Latin isn’t dead at North Hills Christian School
SALISBURY — Latin is not dead — especially at North Hills Christian School. Since 2010, Latin instruction has been offered to North Hills’ students beginning as early as second grade, and it is the only school in the county to offer such an extended program. Seeking to develop a classically based educational model, North Hills has made an extensive commitment in providing what they believe is a strong basis for excellence in education.
“A working knowledge of Latin is so beneficial to understanding many of the subjects and concepts we teach. Understanding the origins of our language greatly improves our students’ comprehension of English, science, history, and literature. We are already beginning to see the results of our investment in the test scores of our students,” Maria Lowder, executive director for North Hills, said.
Diana Young, instructor for the elementary grades, is especially adamant about beginning Latin studies early.
“There is no better time to begin foreign language study than in the early years of education,” she said. “Young children have a greatly increased capacity to absorb and memorize vocabulary and grammar concepts, and retain them long-term. When Latin is introduced early, the concepts can be taught at a doable pace, making it an enjoyable and rewarding task.”
She also commented that she has received many words of praise from the elementary parents, who are amazed at what their children have been able to learn and memorize at this level.
“It’s all about building a solid foundation that leads to mastery,” she added.
Another unique feature of North Hills’ program is that it instructs students in both Latin pronunciation styles. In the elementary years, the students learn the Italian or “ecclesiastical” pronunciation, and switch to the classical pronunciation in middle and high school.
“Since our memory work at the elementary level centers on the hymns and prayers of the church, it makes sense to use the most appropriate style. Also, the Italian system is much easier to pronounce, because it closely mirrors modern pronunciation. We want our students to know both systems and be able to use the correct form for the Latin medium being used,” Young explained.
Reiterating Young’s viewpoint is Michael Templeton, who has the responsibility of teaching middle school Latin — as well as middle and high school Spanish and British literature. His arrival makes this year the first ever that North Hills has a separate, committed Latin instructor for each of its three school divisions.
“Latin provides for the development of strong critical thinking skills through the observation, understanding and mastery of the patterns and rules that govern syntax. While the study of other languages certainly provides this benefit, learning Latin with an emphasis on derivatives further increases students’ attention to detail, their deductive reasoning skills, and of course their lexicon in English,” he said.

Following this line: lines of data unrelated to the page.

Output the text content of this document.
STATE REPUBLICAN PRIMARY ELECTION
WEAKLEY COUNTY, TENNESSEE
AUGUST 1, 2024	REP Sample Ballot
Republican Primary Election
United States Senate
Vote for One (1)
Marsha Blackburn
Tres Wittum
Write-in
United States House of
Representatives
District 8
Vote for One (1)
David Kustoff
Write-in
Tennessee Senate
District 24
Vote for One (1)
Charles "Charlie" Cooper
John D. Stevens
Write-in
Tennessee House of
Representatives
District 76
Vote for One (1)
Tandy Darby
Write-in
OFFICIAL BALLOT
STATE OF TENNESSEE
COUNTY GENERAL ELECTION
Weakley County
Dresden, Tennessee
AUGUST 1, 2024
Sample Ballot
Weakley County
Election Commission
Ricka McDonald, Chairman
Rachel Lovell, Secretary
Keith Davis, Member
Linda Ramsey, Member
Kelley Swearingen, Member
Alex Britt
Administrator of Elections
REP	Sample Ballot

Templeton goes on to explain how North Hills expands students’ Latin exposure:
“In middle school, we try to integrate Latin across the curriculum. For example, our science instructor emphasizes the classical origins of the scientific terms the students are learning, thus challenging them to use their Latin skills as well as their knowledge of derivatives in order to better understand the world around them,” he said.
Templeton, who has a master’s degree in Romance languages and literature from UNC-Chapel Hill, is thrilled to be a part of North Hills’ team.
Providing instruction for high school Latin, Matt Weaver has been at North Hills since 2013. Usually, the pressure is on to take modern languages early in this stage, but Weaver makes a strong case for Latin in high school.
“Latin is the ‘mother tongue’ of many modern languages, particularly French, Spanish, Italian, Portuguese and Romanian. If a student takes several years of Latin throughout his elementary, middle and high school years, that student already has about 80 percent of the working knowledge of the Romance languages before he or she actually begins to study it,” he said.
Weaver has also been hard at work creating educational incentives for high school Latin students through involvement with the North Carolina Junior Classical League. For the first time this year, Weaver will take a group of students to Chapel Hill to compete with other Latin students across the area in specific Roman culture, language, and enrichment activities.
“It helps them see the benefit others have gained from their exposure to Latin, and the competitive activities give them even more motivation to excel,” he said.
This past year, Weaver also staged the school’s first ever “Latin Culture Day”, where the students participated in mock settings of Roman everyday life, including colosseum games. This year, he hopes to collaborate with middle school Latin students and make the event even more encompassing.